Michael Terranova was inside his home next door and ran over with a fire extinguisher.
"I saw the plane in flames, the wing," Terranova said. "I saw the gentleman in the driver's seat and I asked if he was alive and he nodded his head. And I tried to get in there, but it was just too hot. He heard me, that's for sure. He didn't face me or anything, but he was hurt. ... Like I said, I'll never forget it for the rest of my life."
Bluewater Sportfishing Boats has since released the following statement to WPTV:
“The loss of Paul Skilowitz leaves a void in the hearts of Bluewater Sportfishing Boats, our customers, friends, and in the marine industry.
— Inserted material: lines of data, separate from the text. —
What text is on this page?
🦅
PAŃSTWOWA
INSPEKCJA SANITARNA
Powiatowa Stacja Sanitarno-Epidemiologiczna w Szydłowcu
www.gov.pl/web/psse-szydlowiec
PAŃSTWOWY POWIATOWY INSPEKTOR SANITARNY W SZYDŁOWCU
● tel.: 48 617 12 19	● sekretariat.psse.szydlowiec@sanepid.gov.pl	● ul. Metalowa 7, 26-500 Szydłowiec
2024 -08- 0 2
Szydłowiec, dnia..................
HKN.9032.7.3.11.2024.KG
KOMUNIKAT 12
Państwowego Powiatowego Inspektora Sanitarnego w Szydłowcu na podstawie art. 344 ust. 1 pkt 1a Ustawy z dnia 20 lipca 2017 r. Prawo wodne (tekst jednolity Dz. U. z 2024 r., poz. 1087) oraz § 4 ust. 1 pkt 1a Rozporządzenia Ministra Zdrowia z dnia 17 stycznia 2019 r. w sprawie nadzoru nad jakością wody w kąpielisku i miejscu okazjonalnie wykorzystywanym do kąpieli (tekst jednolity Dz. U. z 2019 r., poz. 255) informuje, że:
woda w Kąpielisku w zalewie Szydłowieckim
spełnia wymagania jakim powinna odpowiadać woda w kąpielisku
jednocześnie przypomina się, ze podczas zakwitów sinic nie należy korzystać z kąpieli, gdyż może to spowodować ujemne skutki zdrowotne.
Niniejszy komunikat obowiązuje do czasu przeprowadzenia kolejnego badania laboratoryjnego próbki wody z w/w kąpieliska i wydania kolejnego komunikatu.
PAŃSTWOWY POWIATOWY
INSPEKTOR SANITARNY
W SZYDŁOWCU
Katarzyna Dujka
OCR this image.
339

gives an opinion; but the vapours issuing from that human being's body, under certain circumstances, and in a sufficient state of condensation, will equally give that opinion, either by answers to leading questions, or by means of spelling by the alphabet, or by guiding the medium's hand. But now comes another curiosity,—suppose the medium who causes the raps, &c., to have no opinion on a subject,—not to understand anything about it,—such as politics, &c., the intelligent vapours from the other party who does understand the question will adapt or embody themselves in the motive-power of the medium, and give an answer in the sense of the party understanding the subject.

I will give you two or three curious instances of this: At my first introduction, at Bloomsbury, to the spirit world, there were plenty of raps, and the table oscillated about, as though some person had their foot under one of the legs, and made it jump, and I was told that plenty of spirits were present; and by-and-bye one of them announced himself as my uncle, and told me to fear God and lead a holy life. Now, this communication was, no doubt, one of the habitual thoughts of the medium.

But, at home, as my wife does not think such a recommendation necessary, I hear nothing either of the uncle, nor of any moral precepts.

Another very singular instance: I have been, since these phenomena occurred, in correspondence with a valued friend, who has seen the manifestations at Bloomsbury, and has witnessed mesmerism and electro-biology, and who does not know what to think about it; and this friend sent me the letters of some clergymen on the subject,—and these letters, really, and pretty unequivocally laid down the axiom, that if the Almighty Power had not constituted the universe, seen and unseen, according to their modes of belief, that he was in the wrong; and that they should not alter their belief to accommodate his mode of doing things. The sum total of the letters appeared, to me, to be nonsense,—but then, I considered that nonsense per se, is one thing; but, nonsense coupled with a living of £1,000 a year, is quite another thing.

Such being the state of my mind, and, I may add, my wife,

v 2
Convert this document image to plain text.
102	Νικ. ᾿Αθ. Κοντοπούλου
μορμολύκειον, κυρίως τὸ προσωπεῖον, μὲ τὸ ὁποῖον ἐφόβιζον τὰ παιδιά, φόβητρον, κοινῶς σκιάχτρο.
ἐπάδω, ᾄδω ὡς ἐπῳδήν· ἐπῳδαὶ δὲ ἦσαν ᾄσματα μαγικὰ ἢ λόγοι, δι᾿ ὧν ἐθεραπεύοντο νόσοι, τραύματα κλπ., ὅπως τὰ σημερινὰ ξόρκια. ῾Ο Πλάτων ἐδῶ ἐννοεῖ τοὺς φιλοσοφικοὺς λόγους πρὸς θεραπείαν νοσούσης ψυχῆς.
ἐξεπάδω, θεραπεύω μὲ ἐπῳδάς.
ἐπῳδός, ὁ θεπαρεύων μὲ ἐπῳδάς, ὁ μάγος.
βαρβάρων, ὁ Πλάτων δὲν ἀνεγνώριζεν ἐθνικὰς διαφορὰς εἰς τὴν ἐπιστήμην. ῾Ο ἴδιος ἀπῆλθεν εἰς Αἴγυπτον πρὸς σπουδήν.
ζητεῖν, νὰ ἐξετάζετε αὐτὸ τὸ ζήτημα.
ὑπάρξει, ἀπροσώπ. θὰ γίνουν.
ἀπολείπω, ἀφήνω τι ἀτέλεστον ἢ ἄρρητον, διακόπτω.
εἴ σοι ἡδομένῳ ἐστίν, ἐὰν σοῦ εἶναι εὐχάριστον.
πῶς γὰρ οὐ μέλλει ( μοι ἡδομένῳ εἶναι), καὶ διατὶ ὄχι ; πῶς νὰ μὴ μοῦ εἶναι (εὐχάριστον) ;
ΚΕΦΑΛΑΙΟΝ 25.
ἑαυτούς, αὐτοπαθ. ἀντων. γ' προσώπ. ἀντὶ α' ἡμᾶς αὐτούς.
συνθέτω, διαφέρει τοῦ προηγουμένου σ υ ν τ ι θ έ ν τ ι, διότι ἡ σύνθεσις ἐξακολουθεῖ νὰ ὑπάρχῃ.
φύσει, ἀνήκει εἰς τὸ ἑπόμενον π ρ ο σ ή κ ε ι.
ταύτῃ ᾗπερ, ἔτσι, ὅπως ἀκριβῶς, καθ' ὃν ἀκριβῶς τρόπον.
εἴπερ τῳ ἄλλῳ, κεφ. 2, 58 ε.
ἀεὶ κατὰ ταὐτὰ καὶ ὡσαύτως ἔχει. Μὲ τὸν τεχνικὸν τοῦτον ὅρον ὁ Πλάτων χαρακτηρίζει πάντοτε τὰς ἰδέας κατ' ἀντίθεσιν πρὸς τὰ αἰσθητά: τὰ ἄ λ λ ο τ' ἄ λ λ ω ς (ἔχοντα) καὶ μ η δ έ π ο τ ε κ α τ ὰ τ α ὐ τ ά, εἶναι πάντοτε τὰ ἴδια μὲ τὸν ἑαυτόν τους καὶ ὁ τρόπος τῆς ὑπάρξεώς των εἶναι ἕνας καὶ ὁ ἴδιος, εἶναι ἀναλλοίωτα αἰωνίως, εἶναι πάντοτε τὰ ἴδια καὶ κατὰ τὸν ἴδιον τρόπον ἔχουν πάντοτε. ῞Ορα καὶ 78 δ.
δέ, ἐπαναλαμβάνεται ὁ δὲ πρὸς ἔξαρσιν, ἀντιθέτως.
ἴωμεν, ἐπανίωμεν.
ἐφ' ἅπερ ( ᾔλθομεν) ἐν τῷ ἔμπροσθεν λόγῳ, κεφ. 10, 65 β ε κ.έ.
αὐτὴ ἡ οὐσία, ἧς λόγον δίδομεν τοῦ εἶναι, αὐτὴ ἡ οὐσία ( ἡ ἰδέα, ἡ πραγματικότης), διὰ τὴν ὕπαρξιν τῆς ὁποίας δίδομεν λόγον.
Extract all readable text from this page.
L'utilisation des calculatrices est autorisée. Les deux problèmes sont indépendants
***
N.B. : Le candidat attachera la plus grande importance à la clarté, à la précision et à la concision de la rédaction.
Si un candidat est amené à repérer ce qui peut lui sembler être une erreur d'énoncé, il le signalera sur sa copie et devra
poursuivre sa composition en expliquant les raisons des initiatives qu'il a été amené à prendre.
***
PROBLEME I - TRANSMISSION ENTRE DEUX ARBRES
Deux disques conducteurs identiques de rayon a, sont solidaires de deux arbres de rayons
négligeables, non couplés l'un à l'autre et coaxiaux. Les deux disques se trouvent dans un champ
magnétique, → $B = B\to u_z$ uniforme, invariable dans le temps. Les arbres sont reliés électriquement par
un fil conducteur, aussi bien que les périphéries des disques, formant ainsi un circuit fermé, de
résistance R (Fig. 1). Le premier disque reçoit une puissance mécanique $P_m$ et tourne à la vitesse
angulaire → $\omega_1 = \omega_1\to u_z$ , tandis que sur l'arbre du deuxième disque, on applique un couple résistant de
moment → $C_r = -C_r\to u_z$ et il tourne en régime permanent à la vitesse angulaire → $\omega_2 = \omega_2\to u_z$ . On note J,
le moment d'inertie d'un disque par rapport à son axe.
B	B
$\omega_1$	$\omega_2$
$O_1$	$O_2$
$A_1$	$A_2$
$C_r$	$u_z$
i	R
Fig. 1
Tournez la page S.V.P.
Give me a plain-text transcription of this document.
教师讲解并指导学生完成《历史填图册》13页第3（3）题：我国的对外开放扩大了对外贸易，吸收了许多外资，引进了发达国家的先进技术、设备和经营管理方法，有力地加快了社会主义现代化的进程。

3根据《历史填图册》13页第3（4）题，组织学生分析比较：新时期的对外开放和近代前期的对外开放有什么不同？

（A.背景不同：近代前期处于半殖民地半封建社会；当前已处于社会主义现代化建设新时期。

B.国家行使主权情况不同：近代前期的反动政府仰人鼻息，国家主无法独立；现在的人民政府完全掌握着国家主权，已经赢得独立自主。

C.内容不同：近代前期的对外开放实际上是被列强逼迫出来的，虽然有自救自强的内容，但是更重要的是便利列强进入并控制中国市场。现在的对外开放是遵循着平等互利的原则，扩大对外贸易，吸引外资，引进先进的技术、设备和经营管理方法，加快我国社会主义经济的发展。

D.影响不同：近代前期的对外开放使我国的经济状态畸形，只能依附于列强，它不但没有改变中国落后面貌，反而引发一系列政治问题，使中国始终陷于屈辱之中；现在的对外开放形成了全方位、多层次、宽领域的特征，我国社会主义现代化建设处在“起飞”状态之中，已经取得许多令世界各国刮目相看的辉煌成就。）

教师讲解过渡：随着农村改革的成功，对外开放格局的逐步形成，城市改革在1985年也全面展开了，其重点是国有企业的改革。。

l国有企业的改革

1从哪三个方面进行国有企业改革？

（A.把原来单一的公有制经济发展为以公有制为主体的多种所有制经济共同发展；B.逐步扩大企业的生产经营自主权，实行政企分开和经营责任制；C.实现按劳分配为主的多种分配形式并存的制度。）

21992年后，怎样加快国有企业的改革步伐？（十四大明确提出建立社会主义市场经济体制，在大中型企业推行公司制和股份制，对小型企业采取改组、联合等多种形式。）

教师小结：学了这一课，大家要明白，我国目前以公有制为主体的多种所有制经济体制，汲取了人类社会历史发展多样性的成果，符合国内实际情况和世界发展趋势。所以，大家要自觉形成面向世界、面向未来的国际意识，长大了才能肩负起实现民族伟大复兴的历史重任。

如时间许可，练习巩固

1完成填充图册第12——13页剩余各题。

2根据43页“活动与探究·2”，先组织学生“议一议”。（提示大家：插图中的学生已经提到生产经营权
As the founder of Bluewater Sportfishing Boats, Paul brought joy and excitement to countless boaters and their families throughout his tenure of over 25 years. As we reflect on his incredible life, we find solace in knowing that his spirit will continue to inspire and guide all who knew him. We will continue to honor his unwavering commitment to quality, his adventurous nature, and his profound love for the sea with every Bluewater boat made, ensuring that his legacy will live on through every ride.”